Today's activism and agenda[]
Since 2002, the re-founded Green Cross Movement is active in whole of Kings and lobbies for more state autonomy and a more liberal economy. The discourse of the Green Cross Movement focusses on economic freedom and a classical liberal approach to economics. A stronger political power on the level of the states is only a means to achieve this. Some deem this to be a contradiction in the views of the movement since moving matters to the state level with the current political devision would only strengthen the grip of the socialist CPL.nm over those issues. Green Cross representatives have responded that they do not oppose redistribution within the state, though most members still find that the radical ideas of the CPL.nm constrain the economy too much. The Green Cross Movement holds some minor posts in Portland where it can bend on its historical family ties. The main agenda of the movement includes:
- A return of power to the states, comparable to the situation before King Dimitri's reign.
- A repositioning of economic and social powers to the state level as well as a reinstatement of the State Police.
- The federal level should be limited to the Constitution, political cooperation and environmental issues.
- The introduction of market mechanism and its related incentives in social security and public education.

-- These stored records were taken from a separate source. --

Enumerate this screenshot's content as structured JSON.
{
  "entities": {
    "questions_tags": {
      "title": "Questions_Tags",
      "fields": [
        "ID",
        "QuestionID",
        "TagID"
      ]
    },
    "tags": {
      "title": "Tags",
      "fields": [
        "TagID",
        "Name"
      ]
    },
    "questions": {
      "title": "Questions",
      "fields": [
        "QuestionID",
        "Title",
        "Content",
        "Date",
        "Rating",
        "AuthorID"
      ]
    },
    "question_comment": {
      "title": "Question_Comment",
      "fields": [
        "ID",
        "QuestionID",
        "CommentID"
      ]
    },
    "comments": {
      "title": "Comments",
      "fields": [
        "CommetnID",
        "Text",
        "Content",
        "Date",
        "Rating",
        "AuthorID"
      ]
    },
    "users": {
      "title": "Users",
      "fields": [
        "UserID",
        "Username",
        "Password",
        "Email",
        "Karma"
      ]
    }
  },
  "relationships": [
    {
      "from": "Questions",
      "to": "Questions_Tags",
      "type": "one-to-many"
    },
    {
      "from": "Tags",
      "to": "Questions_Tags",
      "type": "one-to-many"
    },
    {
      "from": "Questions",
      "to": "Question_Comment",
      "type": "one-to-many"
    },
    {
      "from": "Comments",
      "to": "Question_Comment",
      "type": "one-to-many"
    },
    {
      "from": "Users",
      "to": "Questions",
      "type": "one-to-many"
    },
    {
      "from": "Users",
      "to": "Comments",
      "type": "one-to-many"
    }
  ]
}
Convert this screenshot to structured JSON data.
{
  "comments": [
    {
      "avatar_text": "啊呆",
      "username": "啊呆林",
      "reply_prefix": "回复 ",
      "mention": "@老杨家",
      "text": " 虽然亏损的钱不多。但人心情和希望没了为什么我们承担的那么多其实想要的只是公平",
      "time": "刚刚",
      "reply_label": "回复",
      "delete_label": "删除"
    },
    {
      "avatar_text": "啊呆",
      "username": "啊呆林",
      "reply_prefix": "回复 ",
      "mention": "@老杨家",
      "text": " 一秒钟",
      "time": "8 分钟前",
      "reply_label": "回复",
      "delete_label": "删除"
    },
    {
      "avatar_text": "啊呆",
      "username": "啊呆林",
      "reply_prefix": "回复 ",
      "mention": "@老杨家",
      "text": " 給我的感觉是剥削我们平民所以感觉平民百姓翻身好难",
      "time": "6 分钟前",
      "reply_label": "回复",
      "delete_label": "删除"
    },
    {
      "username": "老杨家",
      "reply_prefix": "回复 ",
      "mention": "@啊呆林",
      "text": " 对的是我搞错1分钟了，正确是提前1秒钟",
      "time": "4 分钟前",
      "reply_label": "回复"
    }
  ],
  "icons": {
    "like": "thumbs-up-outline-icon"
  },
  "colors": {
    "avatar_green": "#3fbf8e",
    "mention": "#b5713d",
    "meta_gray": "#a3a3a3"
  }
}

- A complete liberalization of public services in the transportation and energy sectors.
- A decentralization and minimization of the political bureaucracy.
The main difference between the GMC and the more radical HAMR Movement is that the GMC does not seek recognition as a separate state. A (con)federal model would suffice to meet the demands of the southerners, says the GMC. Another contrast is the liberal discourse of the GMC opposed to the pastoral and conservative values carried out by HAMR.
Symbolism and organization[]
Symbolism plays a major part in the Green Cross Movement. The historical variant was centered along family-based coalitions and personal authority of central figures was key in its organizational structure. Though today membership is more freely and heavily democratized compared to its predecessor, those elements still have an influence in the core governing organs of the Green Cross Movement. Especially the link to its hometown Portland remains strong. Organizational theorists have compared the structure of the historical movement and its trade of symbolic meanings to those of far-right parties such as the UNS or conservative ones like the CCPL. This causes the movement to be classified on the conservative side of the spectrum in spite of its clearly liberal inspired program.
The most eye-catching symbol of the GCM is the green cross its name refers to. Popular account goes that the Southern Families pinned up little green crosses as protection when they started their journey towards an uncertain future. This belief is still practiced in the GCM imagery and speech, though Lovian historian Burt Schwartz renounced it. Schwartz, who is an authority on Lovian history, published a thesis in which he defends an alternative view: the socialist movement was organizing laborers and handed out red ribbons, something which was responded too by a group of liberals who identified with the opposite color green. Some of the 'green ribbon union' moved to the south and became known as the Southern Families. The ribbon was later on reinterpreted as a cross due to ties between liberalism and conservatism/religion.